BUKU BANDUNG (9): Seorang Petapa dan 10 Malamnya di Kota Bandung
Seorang petapa di puncak Tangkuban Parahu menghabiskan 10 malamnya di Kota Bandung. Di balik pesta dan gemerlapnya kota, kepedihan lahir dari hawa nafsu jahat.
Penulis Hernadi Tanzil1 Agustus 2021
BandungBergerak.id - Bandung di Waktu Malam merupakan sebuah kisah fiksi karya Soe Lie Piet, ayah dua tokoh aktivis dan pemikir terkemuka Indonesia: Soe Hok Gie dan Soe Hok Djin (Arif Budiman). Seperti kebanyakan karyanya yang bergenre novel etnografis, novel yang mengambil latar belakang budaya sebuah daerah, buku ini mengambil latar Kota Bandung dan gunung Tangkuban Parahu di tahun 1930-an.
Bandung di Waktu Malam menceritakan tentang seorang petapa sakti bernama Rayahna. Ia telah bertapa bertahun-tahun di gua di dalam hutan puncak Gunung Tangkuban Parahu.
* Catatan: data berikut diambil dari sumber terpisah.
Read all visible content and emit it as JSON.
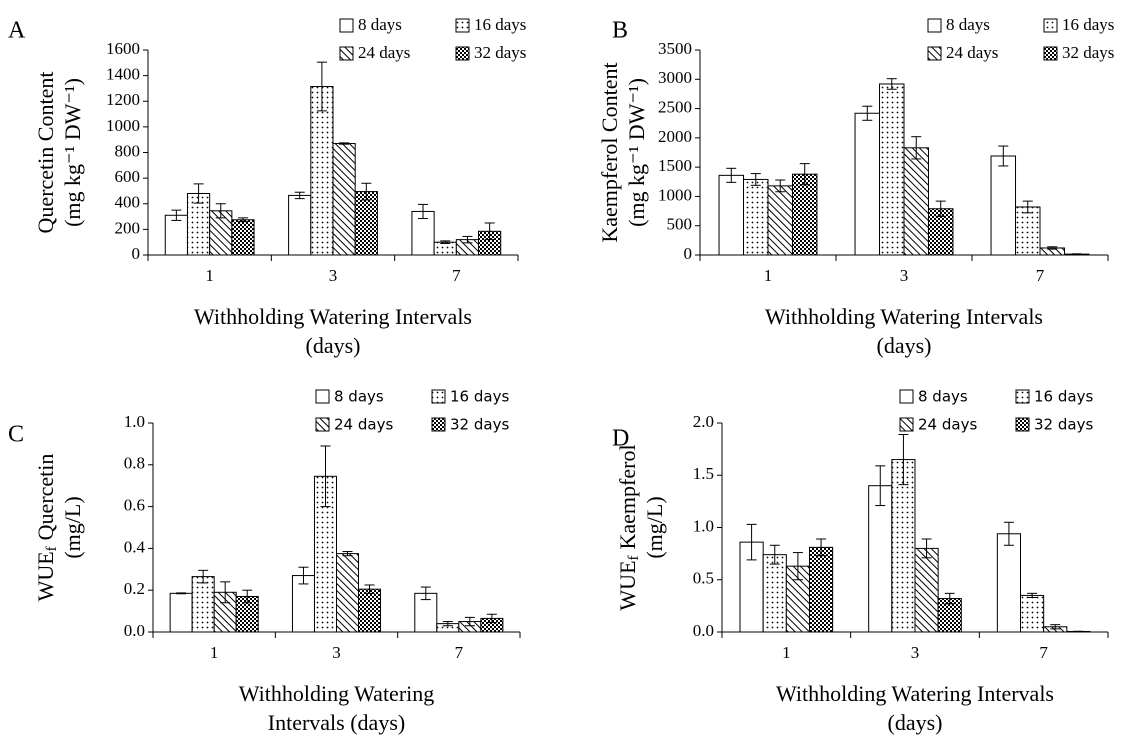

Kesaktiannya memungkinkan ia dapat melihat sesuatu dari jarak ratusan mil, datang ke segala tempat, dan bisa tahu apa yang sedang dipikirkan orang. Selain itu Rayahna juga bisa berganti rupa seperti yang ia kehendaki.
Dari atas puncak gunung Tangkuban Parahu itu, Rayahna kerap mengamati suasana kota Bandung yang di waktu malam begitu bercahaya dengan lampu-lampunya yang gilang-gemilang. Namun di tengah gemerlapnya Bandung, lewat mata batinnya Rayahna melihat adanya cahaya hitam yang senantiasa mengepul naik. Baginya cahaya hitam itu melambangkan nafsu jahat dari hati manusia.
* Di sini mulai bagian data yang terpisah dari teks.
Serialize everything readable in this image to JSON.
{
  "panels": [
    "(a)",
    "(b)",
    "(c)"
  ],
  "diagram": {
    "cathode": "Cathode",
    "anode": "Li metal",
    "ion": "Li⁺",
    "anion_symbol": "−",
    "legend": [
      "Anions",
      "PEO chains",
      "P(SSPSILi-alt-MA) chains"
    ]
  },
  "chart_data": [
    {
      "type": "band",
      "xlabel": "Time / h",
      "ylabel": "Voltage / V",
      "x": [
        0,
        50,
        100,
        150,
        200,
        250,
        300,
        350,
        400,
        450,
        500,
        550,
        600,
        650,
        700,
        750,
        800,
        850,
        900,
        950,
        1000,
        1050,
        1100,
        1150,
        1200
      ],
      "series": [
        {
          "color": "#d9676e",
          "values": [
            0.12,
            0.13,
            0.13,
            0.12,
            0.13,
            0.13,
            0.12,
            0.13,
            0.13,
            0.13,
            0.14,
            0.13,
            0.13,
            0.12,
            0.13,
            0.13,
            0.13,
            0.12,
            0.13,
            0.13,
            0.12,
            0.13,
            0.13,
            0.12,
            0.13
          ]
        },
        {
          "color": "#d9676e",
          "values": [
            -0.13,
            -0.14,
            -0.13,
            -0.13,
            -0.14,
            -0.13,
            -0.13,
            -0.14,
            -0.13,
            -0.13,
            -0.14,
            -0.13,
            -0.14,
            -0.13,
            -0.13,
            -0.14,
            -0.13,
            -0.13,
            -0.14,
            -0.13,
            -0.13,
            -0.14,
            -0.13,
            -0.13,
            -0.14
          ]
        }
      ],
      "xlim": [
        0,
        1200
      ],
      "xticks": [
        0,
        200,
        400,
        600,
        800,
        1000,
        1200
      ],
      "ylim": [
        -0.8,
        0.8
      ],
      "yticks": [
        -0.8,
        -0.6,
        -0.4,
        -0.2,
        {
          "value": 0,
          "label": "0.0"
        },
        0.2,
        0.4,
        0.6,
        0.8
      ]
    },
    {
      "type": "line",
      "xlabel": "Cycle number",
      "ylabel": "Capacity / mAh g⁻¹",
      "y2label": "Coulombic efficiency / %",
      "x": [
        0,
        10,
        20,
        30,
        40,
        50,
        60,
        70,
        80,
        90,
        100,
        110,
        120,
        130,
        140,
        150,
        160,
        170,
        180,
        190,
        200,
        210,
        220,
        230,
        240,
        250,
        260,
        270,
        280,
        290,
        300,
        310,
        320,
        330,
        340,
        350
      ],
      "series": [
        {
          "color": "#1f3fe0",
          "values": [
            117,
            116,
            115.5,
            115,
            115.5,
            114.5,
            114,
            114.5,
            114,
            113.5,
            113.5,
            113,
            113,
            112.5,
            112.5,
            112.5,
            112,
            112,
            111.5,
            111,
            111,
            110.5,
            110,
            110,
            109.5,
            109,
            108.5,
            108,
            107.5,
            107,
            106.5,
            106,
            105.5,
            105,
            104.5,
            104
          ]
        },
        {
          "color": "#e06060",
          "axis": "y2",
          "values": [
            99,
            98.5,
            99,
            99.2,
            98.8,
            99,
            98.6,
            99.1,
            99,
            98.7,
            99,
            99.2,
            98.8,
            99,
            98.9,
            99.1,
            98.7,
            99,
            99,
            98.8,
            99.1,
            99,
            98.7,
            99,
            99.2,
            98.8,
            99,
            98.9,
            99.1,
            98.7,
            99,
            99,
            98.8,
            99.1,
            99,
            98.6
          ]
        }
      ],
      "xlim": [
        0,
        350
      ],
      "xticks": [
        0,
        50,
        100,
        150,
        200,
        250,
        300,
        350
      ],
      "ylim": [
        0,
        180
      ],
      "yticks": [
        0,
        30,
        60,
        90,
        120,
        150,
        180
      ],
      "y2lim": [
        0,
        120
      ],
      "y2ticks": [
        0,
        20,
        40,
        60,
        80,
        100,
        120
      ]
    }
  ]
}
Penasaran dengan cahaya hitam yang mengepul itu, Rayahna bertekad untuk melihatnya sendiri secara langsung.
"Biarlah mulai besok malah aku akan turun ke Bandung buat begaul kembali pada manusia supaya aku bisa tahu dengan jelas yang disertai bukti-bukti bahwa mengebulnya itu cahaya hitam saban saat ke atas udara bukan tidak ada lantarannya." (halaman 6)
Kehidupan Malam
Rayahna turun ke Bandung selama 10 malam. Dari pengalamannya selama di Bandung itulah kisah-kisah dalam novel ini mengalir. Penulis membaginya ke dalam 10 malam. Masing-masing kisah berdiri sendiri dengan benang merah kehidupan malam yang gemerlap.
Bandung yang begitu gemerlap dan glampr di waktu malam di tahun 1930-an inilah, termasuk aktivitas dunia hiburan malam beserta pelacurannya, yang menurut penulis buku ini merupakan salah satu faktor lahirnya julukan Parijs van Java.
"Soal yang kita mau bicarakan di sini yaitu tentang cara bagaimana pelacuran bisa dibasmi atau dibikin kurang sebisanya yang banyak merajalela di Java, terutama Bandung ada terkenal betul hingga ini kota dapat titel sebagai Parijs van Java." (halaman 98-99)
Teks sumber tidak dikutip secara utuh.